Enedina questionou o modelo de ensino das escolas em tempo integral, em que muitos municípios dizem ter escolas e creches que funcionam seguindo esse padrão, mas que são “depósito de crianças”. Ela denunciou também que os “trabalhadores são submetidos a formas muito precárias”, o que resulta em piores condições de trabalho, colabora na falta de estímulos e no adoecimento desses profissionais, que “não contam com nenhuma política pública voltada para suas questões de saúde”.

“O que que vai congelar? Vai congelar o mínimo do mínimo”. Segundo Enedina, com as medidas do congelamento de gastos toda a população perde “e perde muito”. No cenário político como está, com medidas sendo tomadas contrárias às demandas apresentadas pela população, Enedina critica: “Nós temos um monte de vereadores que não sabem fazer uma emenda de orçamento”. Por fim, a professora reforça a importância de estar em espaços de debates e não deixar para depois o debate contra a EC95

No segundo dia do evento, a professora Ana Luíza Matos apresentou a origem da palavra “Austeridade” e sua inserção no Brasil, a partir da gestão Fernando Henrique Cardoso (FHC). Além disso, foi debatida a origem da crise econômica e fiscal brasileira, com a nomeação de  Joaquim Levy como ministro da Fazenda. Levy ficou conhecido por encabeçar as medidas de cortes de gastos sociais.

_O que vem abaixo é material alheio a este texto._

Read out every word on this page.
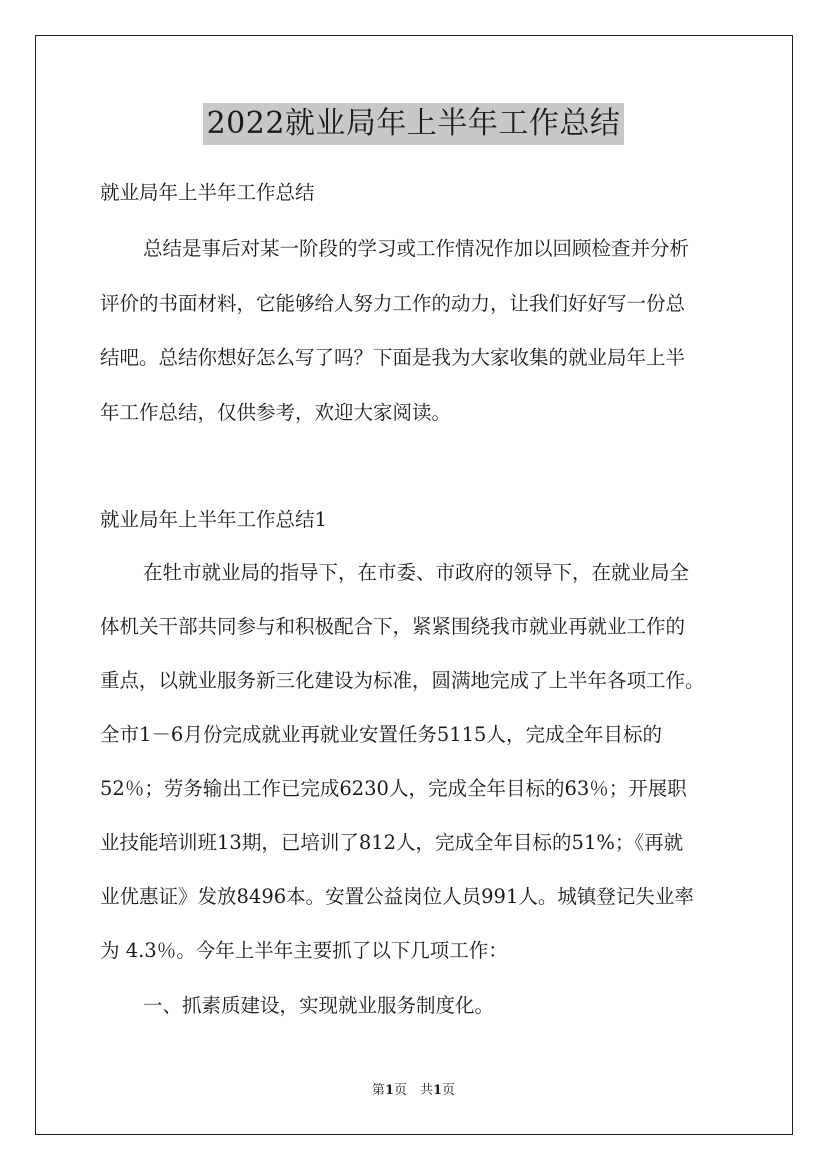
2022就业局年上半年工作总结
就业局年上半年工作总结
总结是事后对某一阶段的学习或工作情况作加以回顾检查并分析
评价的书面材料，它能够给人努力工作的动力，让我们好好写一份总
结吧。总结你想好怎么写了吗？下面是我为大家收集的就业局年上半
年工作总结，仅供参考，欢迎大家阅读。
就业局年上半年工作总结1
在牡市就业局的指导下，在市委、市政府的领导下，在就业局全
体机关干部共同参与和积极配合下，紧紧围绕我市就业再就业工作的
重点，以就业服务新三化建设为标准，圆满地完成了上半年各项工作。
全市1－6月份完成就业再就业安置任务5115人，完成全年目标的
52％；劳务输出工作已完成6230人，完成全年目标的63％；开展职
业技能培训班13期，已培训了812人，完成全年目标的51%；《再就
业优惠证》发放8496本。安置公益岗位人员991人。城镇登记失业率
为 4.3％。今年上半年主要抓了以下几项工作：
一、抓素质建设，实现就业服务制度化。
第1页　共1页
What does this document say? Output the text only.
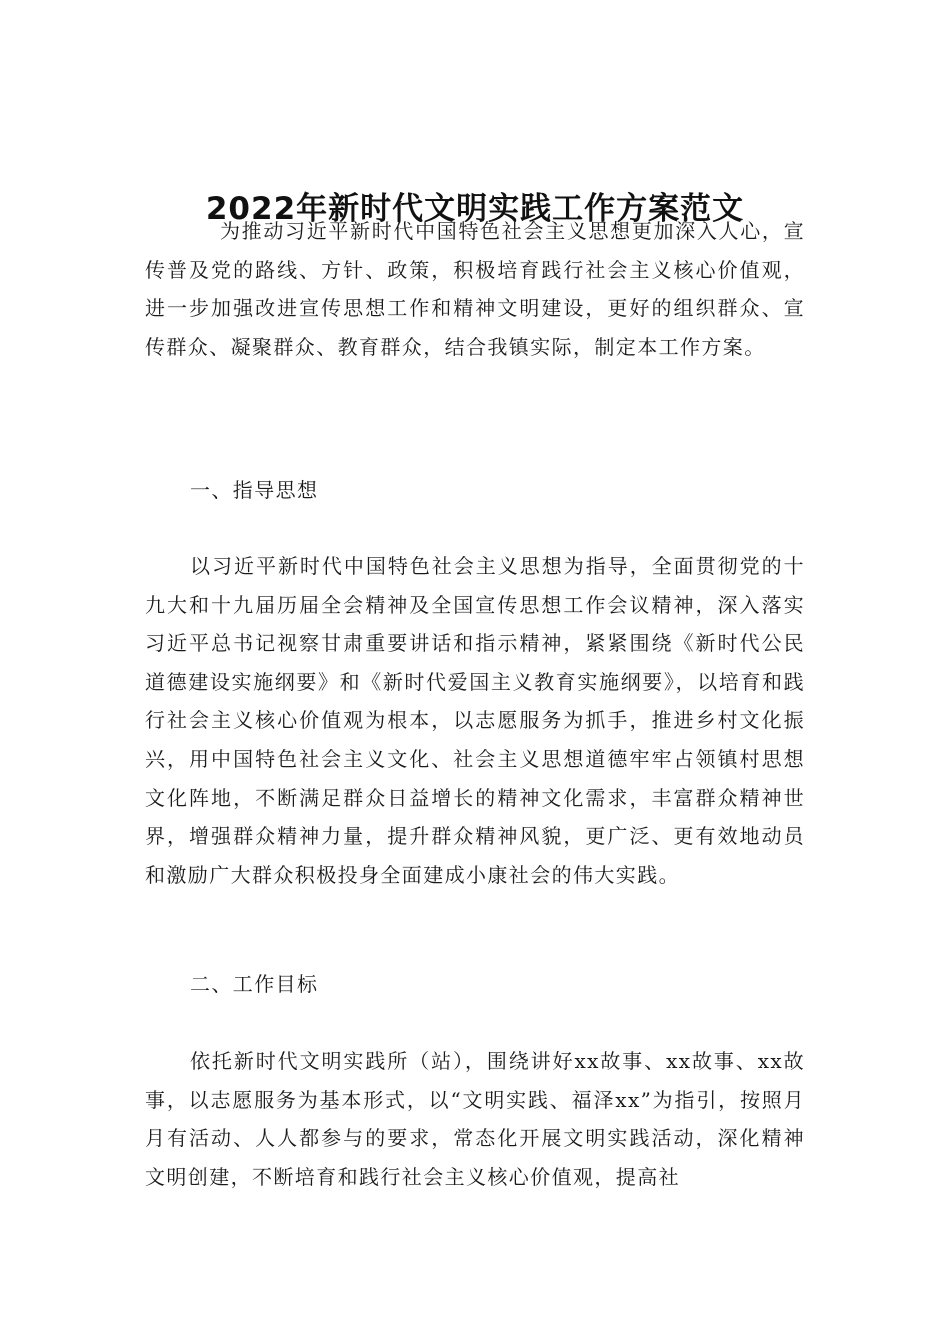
2022年新时代文明实践工作方案范文

为推动习近平新时代中国特色社会主义思想更加深入人心，宣传普及党的路线、方针、政策，积极培育践行社会主义核心价值观，进一步加强改进宣传思想工作和精神文明建设，更好的组织群众、宣传群众、凝聚群众、教育群众，结合我镇实际，制定本工作方案。

一、指导思想

以习近平新时代中国特色社会主义思想为指导，全面贯彻党的十九大和十九届历届全会精神及全国宣传思想工作会议精神，深入落实习近平总书记视察甘肃重要讲话和指示精神，紧紧围绕《新时代公民道德建设实施纲要》和《新时代爱国主义教育实施纲要》，以培育和践行社会主义核心价值观为根本，以志愿服务为抓手，推进乡村文化振兴，用中国特色社会主义文化、社会主义思想道德牢牢占领镇村思想文化阵地，不断满足群众日益增长的精神文化需求，丰富群众精神世界，增强群众精神力量，提升群众精神风貌，更广泛、更有效地动员和激励广大群众积极投身全面建成小康社会的伟大实践。

二、工作目标

依托新时代文明实践所（站），围绕讲好xx故事、xx故事、xx故事，以志愿服务为基本形式，以“文明实践、福泽xx”为指引，按照月月有活动、人人都参与的要求，常态化开展文明实践活动，深化精神文明创建，不断培育和践行社会主义核心价值观，提高社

Em seguida, houve divisão de grupos para discussão dos diversos temas do documento  “Austeridade e Retrocesso”, volume II, com posterior apresentação de percepções e análises a partir do texto.

No período da tarde, o professor Fábio Sobral conduziu o momento, e o debate teve como cerne as medidas de austeridade fiscal nos países desenvolvidos e sua inserção nos países em desenvolvimento, sobretudo o Brasil.
Por fim, foram apresentados os materiais da campanha Direitos Valem Mais e discutidas estratégias para a utilização dos materiais em comunidades e grupos de juventude.